Creating performance metrics that are genuinely comparable

Published on August 19, 2019

As scrutiny into self-reported investment performance increases it is worth exploring the associated benefit of third party verified performance – namely comparability. In fact, whilst having a third party verify performance brings huge reassurance, it is the comparability that creates the real value. This is because the investment process, from due diligence to risk management, is in essence an exercise in comparison. At the due diligence phase, for example, investors need to understand, on an apples to apples basis, what is the risk adjusted return of one origination stream versus another. And so it continues throughout the investment process with comparisons being made to derive valuations and to monitor and manage both risk and performance. 

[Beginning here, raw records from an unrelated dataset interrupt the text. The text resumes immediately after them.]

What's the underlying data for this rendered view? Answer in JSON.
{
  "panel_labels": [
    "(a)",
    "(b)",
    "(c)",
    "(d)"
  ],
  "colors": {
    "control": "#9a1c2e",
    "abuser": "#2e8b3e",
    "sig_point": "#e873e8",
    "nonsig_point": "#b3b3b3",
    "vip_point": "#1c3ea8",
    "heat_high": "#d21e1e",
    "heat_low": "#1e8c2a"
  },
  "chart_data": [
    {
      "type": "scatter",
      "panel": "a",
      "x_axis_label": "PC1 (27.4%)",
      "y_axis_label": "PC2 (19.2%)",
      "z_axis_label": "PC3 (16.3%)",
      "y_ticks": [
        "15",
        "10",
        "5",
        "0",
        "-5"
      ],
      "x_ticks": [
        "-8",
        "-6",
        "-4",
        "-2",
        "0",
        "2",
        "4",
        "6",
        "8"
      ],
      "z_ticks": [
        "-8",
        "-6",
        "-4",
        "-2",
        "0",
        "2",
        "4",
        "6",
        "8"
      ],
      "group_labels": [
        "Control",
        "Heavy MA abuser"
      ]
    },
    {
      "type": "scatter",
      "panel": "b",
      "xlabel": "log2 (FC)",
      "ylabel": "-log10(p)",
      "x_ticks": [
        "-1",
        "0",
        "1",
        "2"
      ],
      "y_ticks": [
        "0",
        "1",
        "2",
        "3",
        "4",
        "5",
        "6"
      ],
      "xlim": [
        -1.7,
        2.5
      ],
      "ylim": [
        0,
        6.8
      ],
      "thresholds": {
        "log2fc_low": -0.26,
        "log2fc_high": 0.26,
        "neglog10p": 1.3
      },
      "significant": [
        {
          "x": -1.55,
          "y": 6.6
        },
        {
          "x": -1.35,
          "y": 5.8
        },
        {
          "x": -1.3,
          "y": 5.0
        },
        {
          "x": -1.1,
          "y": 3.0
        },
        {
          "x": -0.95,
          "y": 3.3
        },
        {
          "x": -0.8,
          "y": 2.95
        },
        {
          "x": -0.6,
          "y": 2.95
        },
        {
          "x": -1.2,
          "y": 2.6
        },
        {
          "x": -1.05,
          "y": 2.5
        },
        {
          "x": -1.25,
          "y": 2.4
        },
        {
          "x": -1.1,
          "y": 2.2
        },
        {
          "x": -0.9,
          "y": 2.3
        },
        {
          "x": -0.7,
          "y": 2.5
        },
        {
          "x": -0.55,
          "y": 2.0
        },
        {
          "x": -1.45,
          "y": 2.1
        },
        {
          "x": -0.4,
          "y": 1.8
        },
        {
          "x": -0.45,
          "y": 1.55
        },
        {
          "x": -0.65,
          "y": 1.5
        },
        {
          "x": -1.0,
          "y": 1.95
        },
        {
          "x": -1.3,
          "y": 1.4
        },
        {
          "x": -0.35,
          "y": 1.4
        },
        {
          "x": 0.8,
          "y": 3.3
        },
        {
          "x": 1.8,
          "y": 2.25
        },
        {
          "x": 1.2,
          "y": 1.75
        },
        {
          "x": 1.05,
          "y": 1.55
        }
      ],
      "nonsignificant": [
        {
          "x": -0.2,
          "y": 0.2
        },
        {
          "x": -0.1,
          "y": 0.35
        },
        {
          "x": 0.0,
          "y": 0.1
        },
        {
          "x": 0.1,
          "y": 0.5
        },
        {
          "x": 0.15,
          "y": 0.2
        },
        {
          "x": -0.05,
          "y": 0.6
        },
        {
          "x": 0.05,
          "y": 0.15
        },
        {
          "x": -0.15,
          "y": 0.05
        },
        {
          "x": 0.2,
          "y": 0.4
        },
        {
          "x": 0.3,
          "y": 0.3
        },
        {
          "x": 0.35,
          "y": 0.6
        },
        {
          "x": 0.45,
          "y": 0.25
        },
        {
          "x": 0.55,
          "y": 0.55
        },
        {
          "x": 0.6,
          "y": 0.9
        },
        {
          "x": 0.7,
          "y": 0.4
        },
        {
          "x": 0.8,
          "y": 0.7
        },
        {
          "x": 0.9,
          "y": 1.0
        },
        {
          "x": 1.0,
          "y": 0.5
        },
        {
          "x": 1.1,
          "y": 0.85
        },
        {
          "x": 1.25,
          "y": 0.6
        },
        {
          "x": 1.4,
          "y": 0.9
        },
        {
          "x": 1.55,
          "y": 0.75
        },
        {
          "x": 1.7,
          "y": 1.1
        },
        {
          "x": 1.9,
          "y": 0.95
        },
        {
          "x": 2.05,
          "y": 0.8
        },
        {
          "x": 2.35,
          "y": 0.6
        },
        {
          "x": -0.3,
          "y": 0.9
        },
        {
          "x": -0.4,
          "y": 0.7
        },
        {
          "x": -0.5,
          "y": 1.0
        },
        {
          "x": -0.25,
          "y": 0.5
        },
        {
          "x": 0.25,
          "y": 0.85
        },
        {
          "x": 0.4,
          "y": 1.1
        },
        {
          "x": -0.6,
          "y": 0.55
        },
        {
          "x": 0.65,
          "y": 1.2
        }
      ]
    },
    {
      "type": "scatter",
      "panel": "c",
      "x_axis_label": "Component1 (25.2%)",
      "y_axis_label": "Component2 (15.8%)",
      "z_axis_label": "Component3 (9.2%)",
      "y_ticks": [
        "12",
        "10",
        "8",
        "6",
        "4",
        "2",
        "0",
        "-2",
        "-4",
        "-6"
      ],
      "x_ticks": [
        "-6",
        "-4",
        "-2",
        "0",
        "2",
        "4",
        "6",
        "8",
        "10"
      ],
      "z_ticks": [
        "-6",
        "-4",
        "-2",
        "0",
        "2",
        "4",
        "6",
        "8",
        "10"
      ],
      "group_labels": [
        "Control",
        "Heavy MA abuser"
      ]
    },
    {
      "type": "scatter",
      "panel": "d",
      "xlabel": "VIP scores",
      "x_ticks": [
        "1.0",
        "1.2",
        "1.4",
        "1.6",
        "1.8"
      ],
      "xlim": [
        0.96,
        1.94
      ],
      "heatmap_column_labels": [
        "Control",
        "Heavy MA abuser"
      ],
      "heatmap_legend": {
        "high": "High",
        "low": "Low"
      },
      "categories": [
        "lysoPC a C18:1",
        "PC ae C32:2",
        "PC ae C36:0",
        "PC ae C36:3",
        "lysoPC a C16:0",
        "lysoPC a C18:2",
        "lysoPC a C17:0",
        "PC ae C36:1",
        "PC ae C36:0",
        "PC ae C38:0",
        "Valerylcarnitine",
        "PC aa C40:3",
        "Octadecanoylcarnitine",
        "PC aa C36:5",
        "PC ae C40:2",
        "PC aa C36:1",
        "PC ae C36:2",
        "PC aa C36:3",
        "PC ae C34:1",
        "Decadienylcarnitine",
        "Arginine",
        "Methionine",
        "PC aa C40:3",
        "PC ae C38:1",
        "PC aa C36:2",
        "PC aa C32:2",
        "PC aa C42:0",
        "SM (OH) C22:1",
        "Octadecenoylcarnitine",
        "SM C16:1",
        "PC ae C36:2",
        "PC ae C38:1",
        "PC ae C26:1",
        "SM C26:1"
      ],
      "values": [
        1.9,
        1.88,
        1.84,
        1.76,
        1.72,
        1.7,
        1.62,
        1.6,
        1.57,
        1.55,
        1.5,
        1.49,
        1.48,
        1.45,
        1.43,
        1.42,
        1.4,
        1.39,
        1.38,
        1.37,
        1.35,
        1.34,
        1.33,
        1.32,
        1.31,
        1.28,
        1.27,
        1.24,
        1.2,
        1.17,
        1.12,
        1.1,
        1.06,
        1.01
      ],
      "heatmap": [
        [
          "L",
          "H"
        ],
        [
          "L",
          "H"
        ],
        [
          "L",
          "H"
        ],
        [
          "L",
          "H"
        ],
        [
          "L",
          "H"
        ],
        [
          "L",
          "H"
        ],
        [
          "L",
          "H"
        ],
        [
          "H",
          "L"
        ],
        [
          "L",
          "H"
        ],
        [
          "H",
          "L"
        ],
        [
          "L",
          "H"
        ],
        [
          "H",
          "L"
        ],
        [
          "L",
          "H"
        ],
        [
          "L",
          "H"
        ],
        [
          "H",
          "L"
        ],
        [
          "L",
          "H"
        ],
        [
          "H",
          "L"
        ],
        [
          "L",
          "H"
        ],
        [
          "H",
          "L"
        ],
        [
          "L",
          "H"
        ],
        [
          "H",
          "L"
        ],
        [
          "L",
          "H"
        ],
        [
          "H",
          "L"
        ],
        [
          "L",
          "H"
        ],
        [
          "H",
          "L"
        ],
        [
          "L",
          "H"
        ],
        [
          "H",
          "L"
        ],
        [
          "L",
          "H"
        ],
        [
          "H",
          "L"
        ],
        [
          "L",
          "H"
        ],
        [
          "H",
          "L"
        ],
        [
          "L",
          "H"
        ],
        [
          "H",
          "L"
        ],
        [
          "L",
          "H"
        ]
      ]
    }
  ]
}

But as so often in finance the devil is in the detail. Effective comparison can only be made if performance measures are like for like comparable. And achieving genuine comparability is the hard part. 

 

Independent interpretation of default and loss given default

 
At Brismo we have built a process that ensures that the metrics we provide are like for like comparable. To do this we add what we call ’the extra step’. The extra step involves us independently interpreting when a loan needs to be impaired, and independently assessing the appropriate level of impairment. By working with bank statement level cash flow data we independently verify the status of the loan. This means that we do not rely on the originators own assessment of ‘default’ timing, or of the appropriate impairment amount. We will default a non-performing loan according to our own interpretation and we will write-down defaulted loans according to our own expectation of recovery. This may result in metrics that differ subtly from an originators own assessment. In fact, Brismo’s metrics will tend to be more conservative given that all subjectivity has been removed. But this is the price of true comparability, a price that is worth paying to achieve outputs that inspire confidence and bring real efficiency to the investment process. 
 
The ‘extra step’
 
Without this ‘extra step’ it is still possible to draw lines on a chart. But like for like comparability of those lines will be impossible, indeed any attempt at comparison could be misleading. Beyond the problems of comparison, investors will also soon realise that the metrics they are relying upon have not been verified, and are simply an aggregation of the originators own view with the application of some consistent definitions. The reality is that there are gradations of standardisation and without this ‘extra step’, we could not apply the description ’standardised and verified’ which gives investors confidence that they are basing their decisions on reliable metrics.